Justin Trudeau offers a new brand but no fundamental change: By Harold Lavender
Justin Trudeau has become popular by cultivating a drastically different image of Canada than the widely hated Harper government. This has generated widespread public expectations that the new government’s policies around issues like the global climate crisis and Indigenous rights will be quite different. But is this really the case? We need to look beyond fine words. Already some of Trudeau’s election promises have been broken.
During the election campaign Trudeau promised to scrap the broken National Energy Board review process and start over. Indigenous and environmental and community groups have argued this body is totally biased in favour of industry. Nonetheless, NEB hearings on the Kinder Morgan pipeline went ahead under the old rules. Natural Resources Minister Jim Carr revealed his pro-corporate biases by arguing a transition period is necessary so companies don’t have to start again from scratch. The project would triple the amount of tar sands dilbit (diluted bitumen) being transported and would lead to seven fold increases in tanker traffic in Burrard Inlet, the unceded territory of the Tseil-Waututh (People of the Inlet). We should not trust the Liberal government, which has very strong ties to corporate Canada and the energy industry. And Big Oil is pressing very, very hard to build Kinder Morgan and Trans Canada’s Energy pipelines.

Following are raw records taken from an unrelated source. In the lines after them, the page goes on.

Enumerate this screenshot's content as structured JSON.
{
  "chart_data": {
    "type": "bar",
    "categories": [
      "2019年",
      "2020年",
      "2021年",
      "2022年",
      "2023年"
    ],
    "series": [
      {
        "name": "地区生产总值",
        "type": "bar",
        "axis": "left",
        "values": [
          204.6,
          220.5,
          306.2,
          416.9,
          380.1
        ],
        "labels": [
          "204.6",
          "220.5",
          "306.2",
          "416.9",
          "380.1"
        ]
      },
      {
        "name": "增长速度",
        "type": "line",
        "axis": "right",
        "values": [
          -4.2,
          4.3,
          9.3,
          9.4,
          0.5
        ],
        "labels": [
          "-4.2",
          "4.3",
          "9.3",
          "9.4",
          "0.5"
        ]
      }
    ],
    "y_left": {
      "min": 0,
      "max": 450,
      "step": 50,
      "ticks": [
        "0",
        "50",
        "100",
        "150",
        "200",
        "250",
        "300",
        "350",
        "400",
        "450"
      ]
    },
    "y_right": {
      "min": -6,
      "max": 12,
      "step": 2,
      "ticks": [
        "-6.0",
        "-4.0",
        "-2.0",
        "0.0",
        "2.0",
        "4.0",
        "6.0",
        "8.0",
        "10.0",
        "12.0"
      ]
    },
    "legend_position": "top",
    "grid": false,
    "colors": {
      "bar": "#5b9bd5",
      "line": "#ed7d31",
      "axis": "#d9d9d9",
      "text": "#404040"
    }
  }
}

Globally 2015 was the warmest year recorded by a wide margin. Trudeau and US President Barack Obama say they are worried about the growing destructive impacts of climate change. The problem is they are opposed to making fundamental changes to the capitalist system and it’s never-ending drive for more growth and resource extraction. Instead they favor neo-liberal policies, which focus on market driven solutions such as carbon pricing. Their solutions are based on a partnership between government and industry, which will be the driving force in investing billions of dollars in unproven techno-fixes (cleaner coal, cleaner tar sands and many more). These are false solutions to the rapidly deepening problem. Their central focus is on making changes that are profitable for investors, not to make the publicly controlled social investments needed to meet human needs and protect the earth.
November’s United Nations COP 21 (Conference of Parties) in Paris reached a climate agreement that was hailed as historic by government leaders and institutions like the World Bank. Major corporations including leading fossil fuel corporations played a major role in shaping the agenda. But the voice of those least responsible for the climate-change but massively impacted (Pacific Island nations, Indigenous people around the world, people of colour, and the poor, including peasants in the Global South) were not heard.
Issuing a state of emergency, French President Francois Hollande declared all protests in Paris illegal. But tens of thousands expressed their rejection, and demanded System Change Not Climate Change. They want a world in which corporate power is drastically curtailed. And sovereign Indigenous and local communities can democratically decide about resource use and block resource projects that threaten people and all forms of life. Many think the best way to stop climate change is to keep the vast majority of fossil fuels in the ground.
Pacific Island nations, whose very existence is threatened by rising levels, challenged the official target of limiting global warming to two-degrees by coining the phrase “1.5 to Stay Alive.” World leaders like Justin Trudeau appeared to take notice of these concerns. Trudeau pledged aid to help poor countries adapt. But he and Obama helped block language from poor countries around loss and damage. They made sure there was no legal obligation for rich nations and global corporations to pay for the harm they have done. Fundamentally, the non-binding nationally determined targets for carbon reduction are way too low to limit global warming to 1.5 degrees. Leading climate scientists says this will lead to an approximate (and catastrophic) 3-degree temperature rise by the end of the century. And nothing in the COP 21 agreement prevents companies from continuing to produce and use fossil fuels, which remain the most profitable and cheapest option.
Meanwhile, the BC government is determined to ram through LNG, fracking, and the Site-C Dam without the consent of Indigenous land defenders. In short, under Trudeau the neo-liberal agenda continues to dominate. No major party in Canada is willing to advocate shutting down the Tar Sands, ban fracking, and oppose all major pipelines serving the corporate fossil fuel agenda. We need to back the struggle of Indigenous land defenders as we ramp up grassroots struggles and direct actions.